Para os lactantes alimentados artificialmente houve o cuidado de lhes fornecer mensalmente dois mil e quinhentos gramas de açúcar, mas nessa idade não será também justo que seja fornecida maior quantidade de sabão?!
Esta é a minha primeira reclamação.
A segunda e última parece-me ser, não só humana, mas até obrigatória para um médico, que, como eu, ocupa um lugar nesta Assemblea.
É necessário que se providencie por forma a que os géneros que são distribuídos aos doentes sejam, em qualidade, próprios para êsses mesmos indivíduos.
As massas que lhes são fornecidas (e se V. Ex.as quiserem posso trazer uma amostra) são de 3.ª ou 4.ª classe, por não haver de 5.ª; o azeite é negro e turvo, tam turvo e tam negro como a sorte dêsses doentes assim alimentados.
Tenho dito.
Vozes: — Muito bem, muito bem!
O Sr. Presidente: — Acabo de receber o seguinte telegrama:
Momento assumo direcção serviços economia desta colónia dirijo minhas rendidas homenagens V. Ex.ª calorosas saüdações meus colegas Assemblea. — Moura Carvalho.
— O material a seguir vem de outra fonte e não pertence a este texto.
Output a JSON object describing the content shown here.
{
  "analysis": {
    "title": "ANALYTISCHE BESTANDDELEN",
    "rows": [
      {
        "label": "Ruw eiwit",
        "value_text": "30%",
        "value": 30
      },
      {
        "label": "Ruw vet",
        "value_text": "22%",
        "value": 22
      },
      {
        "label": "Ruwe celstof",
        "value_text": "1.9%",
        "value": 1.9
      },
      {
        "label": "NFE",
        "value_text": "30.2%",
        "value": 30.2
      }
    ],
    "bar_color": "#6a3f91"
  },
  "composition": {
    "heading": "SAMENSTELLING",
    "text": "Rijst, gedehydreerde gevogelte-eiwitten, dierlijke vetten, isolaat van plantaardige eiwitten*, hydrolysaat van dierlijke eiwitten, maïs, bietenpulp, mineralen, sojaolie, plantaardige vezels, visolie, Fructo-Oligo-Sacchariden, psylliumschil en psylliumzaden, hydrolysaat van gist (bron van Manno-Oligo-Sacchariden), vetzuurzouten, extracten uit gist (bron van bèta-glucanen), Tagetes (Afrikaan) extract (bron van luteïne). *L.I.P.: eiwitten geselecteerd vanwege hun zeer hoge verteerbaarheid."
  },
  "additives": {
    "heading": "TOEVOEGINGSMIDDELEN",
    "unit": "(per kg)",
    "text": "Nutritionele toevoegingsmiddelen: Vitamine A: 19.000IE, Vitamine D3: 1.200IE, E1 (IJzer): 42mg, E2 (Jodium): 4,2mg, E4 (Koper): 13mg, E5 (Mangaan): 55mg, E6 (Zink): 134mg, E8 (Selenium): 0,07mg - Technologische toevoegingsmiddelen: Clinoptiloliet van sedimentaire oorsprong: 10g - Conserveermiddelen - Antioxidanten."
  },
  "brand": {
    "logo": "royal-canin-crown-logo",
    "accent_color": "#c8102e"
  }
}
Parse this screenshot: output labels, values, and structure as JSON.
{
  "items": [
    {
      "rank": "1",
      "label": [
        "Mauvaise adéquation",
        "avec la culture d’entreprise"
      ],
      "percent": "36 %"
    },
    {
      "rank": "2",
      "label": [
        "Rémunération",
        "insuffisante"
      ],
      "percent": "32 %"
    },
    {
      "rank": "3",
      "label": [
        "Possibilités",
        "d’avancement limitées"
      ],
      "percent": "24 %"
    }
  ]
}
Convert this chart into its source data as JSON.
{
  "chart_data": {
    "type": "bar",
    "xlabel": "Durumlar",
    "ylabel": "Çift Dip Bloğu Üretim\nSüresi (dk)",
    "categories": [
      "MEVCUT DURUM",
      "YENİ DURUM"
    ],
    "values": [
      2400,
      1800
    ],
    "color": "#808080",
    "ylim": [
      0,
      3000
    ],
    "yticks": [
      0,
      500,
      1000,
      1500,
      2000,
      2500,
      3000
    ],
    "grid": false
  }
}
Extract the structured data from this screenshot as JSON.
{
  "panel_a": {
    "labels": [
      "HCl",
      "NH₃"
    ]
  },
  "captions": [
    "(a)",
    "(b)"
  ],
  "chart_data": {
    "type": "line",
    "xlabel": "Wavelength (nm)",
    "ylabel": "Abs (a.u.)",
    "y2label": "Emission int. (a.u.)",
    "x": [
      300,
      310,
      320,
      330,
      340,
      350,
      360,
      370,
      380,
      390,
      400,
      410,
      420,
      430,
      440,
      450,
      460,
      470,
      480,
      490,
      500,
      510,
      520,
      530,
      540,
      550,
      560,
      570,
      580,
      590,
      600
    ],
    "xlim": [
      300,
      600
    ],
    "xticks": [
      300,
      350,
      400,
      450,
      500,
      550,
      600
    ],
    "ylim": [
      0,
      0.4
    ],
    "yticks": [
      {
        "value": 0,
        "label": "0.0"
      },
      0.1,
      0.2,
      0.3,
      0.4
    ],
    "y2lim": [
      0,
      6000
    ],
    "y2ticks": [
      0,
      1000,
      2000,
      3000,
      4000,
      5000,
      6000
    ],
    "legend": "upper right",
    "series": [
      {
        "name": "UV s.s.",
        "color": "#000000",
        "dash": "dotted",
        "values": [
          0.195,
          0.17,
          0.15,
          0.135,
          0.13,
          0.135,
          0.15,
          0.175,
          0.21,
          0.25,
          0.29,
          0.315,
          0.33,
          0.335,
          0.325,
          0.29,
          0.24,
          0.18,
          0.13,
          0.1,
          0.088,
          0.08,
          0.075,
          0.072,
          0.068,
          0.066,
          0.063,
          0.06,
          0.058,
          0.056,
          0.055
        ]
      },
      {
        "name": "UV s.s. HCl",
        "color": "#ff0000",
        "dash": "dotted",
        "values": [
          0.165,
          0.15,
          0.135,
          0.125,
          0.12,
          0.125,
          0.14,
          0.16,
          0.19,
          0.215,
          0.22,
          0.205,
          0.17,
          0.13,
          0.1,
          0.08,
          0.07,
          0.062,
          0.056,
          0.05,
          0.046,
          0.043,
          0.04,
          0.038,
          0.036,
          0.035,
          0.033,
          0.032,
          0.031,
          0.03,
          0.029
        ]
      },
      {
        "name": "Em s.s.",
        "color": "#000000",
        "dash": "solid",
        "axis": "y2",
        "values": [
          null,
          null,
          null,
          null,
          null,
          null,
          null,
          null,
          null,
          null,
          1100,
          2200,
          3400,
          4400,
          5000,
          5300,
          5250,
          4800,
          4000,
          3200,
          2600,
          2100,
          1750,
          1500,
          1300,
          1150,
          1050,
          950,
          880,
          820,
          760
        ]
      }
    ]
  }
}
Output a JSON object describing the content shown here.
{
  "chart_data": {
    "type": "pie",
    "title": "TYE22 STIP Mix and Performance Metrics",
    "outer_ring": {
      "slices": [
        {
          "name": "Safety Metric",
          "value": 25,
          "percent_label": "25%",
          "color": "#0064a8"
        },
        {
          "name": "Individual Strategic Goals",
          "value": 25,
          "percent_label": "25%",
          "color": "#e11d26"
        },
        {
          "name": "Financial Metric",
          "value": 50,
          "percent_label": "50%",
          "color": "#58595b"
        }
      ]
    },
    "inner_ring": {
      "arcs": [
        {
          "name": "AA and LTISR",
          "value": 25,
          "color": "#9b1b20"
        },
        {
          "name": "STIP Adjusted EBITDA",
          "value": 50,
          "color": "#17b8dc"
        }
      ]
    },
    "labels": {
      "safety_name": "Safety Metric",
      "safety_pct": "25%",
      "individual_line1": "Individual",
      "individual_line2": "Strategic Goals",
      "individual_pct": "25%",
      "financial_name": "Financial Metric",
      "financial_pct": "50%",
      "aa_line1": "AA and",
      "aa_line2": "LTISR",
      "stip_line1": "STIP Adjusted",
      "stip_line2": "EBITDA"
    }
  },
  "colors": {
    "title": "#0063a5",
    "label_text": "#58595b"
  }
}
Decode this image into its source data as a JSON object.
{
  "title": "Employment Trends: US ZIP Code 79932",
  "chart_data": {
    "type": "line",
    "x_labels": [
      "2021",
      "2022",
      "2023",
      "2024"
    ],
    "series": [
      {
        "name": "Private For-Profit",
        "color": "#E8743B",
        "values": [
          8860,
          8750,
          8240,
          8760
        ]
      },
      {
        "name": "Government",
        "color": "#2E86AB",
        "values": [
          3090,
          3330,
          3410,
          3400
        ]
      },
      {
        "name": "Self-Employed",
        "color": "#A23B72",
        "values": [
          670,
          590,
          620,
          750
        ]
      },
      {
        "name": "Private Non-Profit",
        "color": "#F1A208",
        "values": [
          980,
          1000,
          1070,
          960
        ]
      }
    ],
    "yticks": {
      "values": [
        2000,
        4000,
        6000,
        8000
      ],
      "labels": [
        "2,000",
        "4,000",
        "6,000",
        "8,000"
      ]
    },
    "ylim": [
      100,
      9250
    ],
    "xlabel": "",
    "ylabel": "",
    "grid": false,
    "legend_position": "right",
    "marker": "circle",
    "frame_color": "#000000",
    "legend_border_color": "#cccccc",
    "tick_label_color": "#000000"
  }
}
O Sr. Deputado Moura de Carvalho tinha há muito tempo sido nomeado chefe dos serviços económicos da colónia de Angola, continuando no entanto a tomar assento nesta Câmara.
Não foi pôsto à Assemblea o problema da perda de mandato, porque êle não tinha praticado ainda nenhum acto de aceitação dêsse lugar.
Tratando-se de um emprêgo retribuído, parece que, em conseqüência dêsse facto, o Sr. Deputado Moura de Carvalho perdeu o mandato, nos termos do n.º 1.° do artigo 90.° da Constituïção.
Em todo o caso é a Assemblea que compete tomar conhecimento do assunto e definir as conseqüências jurídicas que dele resultam relativamente ao mandato.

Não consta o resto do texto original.